The scriptures set forth clearly and unmistakably that the God we worship possesses all of the divine attributes - such qualities as knowledge, power, love, justice, judgment, and mercy - in perfection. That is, our God is not and cannot be deficient in any particular attribute. Otherwise, His children could not have the faith or confidence that would motivate them to call upon Him, trust in Him, and serve Him at all hazards.
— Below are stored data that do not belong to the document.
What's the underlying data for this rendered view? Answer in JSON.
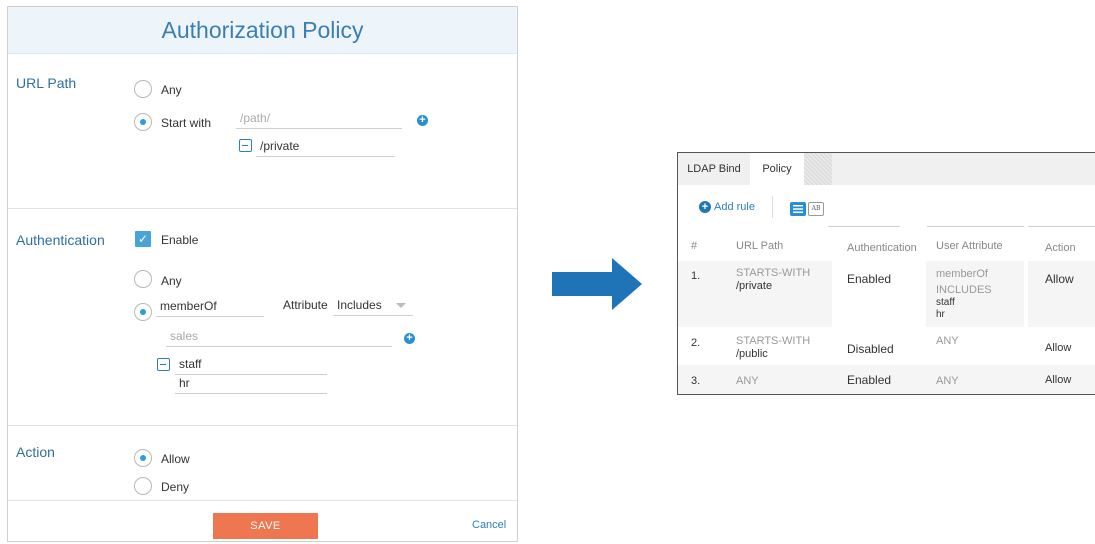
{
  "dialog": {
    "title": "Authorization Policy",
    "url_path": {
      "label": "URL Path",
      "opt_any": "Any",
      "opt_start_with": "Start with",
      "path_placeholder": "/path/",
      "path_entries": [
        "/private"
      ]
    },
    "authentication": {
      "label": "Authentication",
      "enable_label": "Enable",
      "opt_any": "Any",
      "attribute_name": "memberOf",
      "attribute_label": "Attribute",
      "operator_value": "Includes",
      "value_placeholder": "sales",
      "values": [
        "staff",
        "hr"
      ]
    },
    "action": {
      "label": "Action",
      "opt_allow": "Allow",
      "opt_deny": "Deny"
    },
    "footer": {
      "save_label": "SAVE",
      "cancel_label": "Cancel"
    }
  },
  "panel": {
    "tabs": [
      "LDAP Bind",
      "Policy"
    ],
    "add_rule_label": "Add rule",
    "toolbar_icon2_text": "AB",
    "columns": [
      "#",
      "URL Path",
      "Authentication",
      "User Attribute",
      "Action"
    ],
    "rows": [
      {
        "num": "1.",
        "url_prefix": "STARTS-WITH",
        "url_value": "/private",
        "auth": "Enabled",
        "attr_name": "memberOf",
        "attr_op": "INCLUDES",
        "attr_values": [
          "staff",
          "hr"
        ],
        "action": "Allow"
      },
      {
        "num": "2.",
        "url_prefix": "STARTS-WITH",
        "url_value": "/public",
        "auth": "Disabled",
        "attr_any": "ANY",
        "action": "Allow"
      },
      {
        "num": "3.",
        "url_any": "ANY",
        "auth": "Enabled",
        "attr_any": "ANY",
        "action": "Allow"
      }
    ]
  },
  "colors": {
    "accent_blue": "#2a7fc0",
    "save_orange": "#ee7650",
    "arrow_blue": "#1f74b8",
    "header_bg": "#edf5fa"
  }
}
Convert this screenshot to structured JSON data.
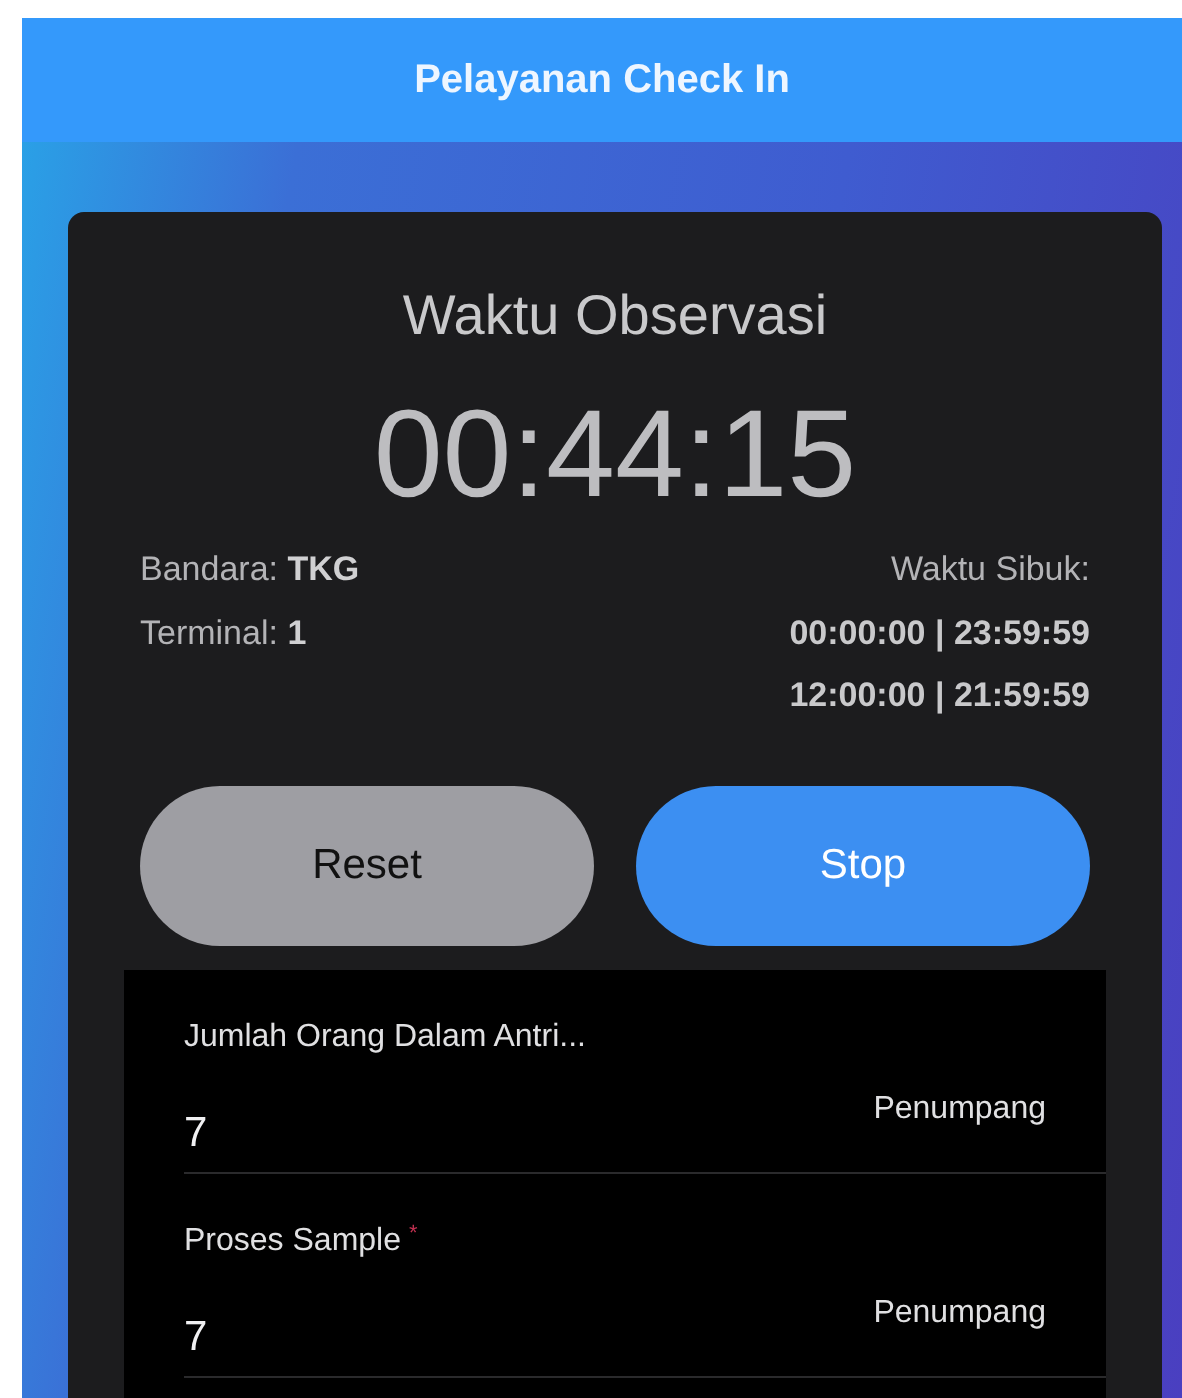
{
  "header": {
    "title": "Pelayanan Check In"
  },
  "card": {
    "title": "Waktu Observasi",
    "timer": "00:44:15",
    "info_left": [
      {
        "label": "Bandara:",
        "value": "TKG"
      },
      {
        "label": "Terminal:",
        "value": "1"
      }
    ],
    "busy_label": "Waktu Sibuk:",
    "busy_ranges": [
      "00:00:00 | 23:59:59",
      "12:00:00 | 21:59:59"
    ],
    "buttons": [
      {
        "label": "Reset",
        "kind": "secondary"
      },
      {
        "label": "Stop",
        "kind": "primary"
      }
    ]
  },
  "fields": [
    {
      "label": "Jumlah Orang Dalam Antri...",
      "value": "7",
      "unit": "Penumpang"
    },
    {
      "label": "Proses Sample",
      "required_mark": "*",
      "value": "7",
      "unit": "Penumpang"
    }
  ]
}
In regard to God's omniscience, for example, the Prophet explained that "without the knowledge of all things, God would not be able to save any portion of his creatures; for it is by reason of the knowledge which he has of all things, from the beginning to the end, that enables him to give that understanding to his creatures by which they are made partakers of eternal life; and if it were not for the idea existing in the minds of men that God had all knowledge it would be impossible for them to exercise faith in him."

Similarly, if there were any question in people's minds concerning God's justice, "they would be filled with fear and doubt lest the judge of all the earth would not do right, and thus fear or doubt, existing in the mind, would preclude the possibility of the exercise of faith in him for life and salvation." (Lectures on Faith 4:11, 12.)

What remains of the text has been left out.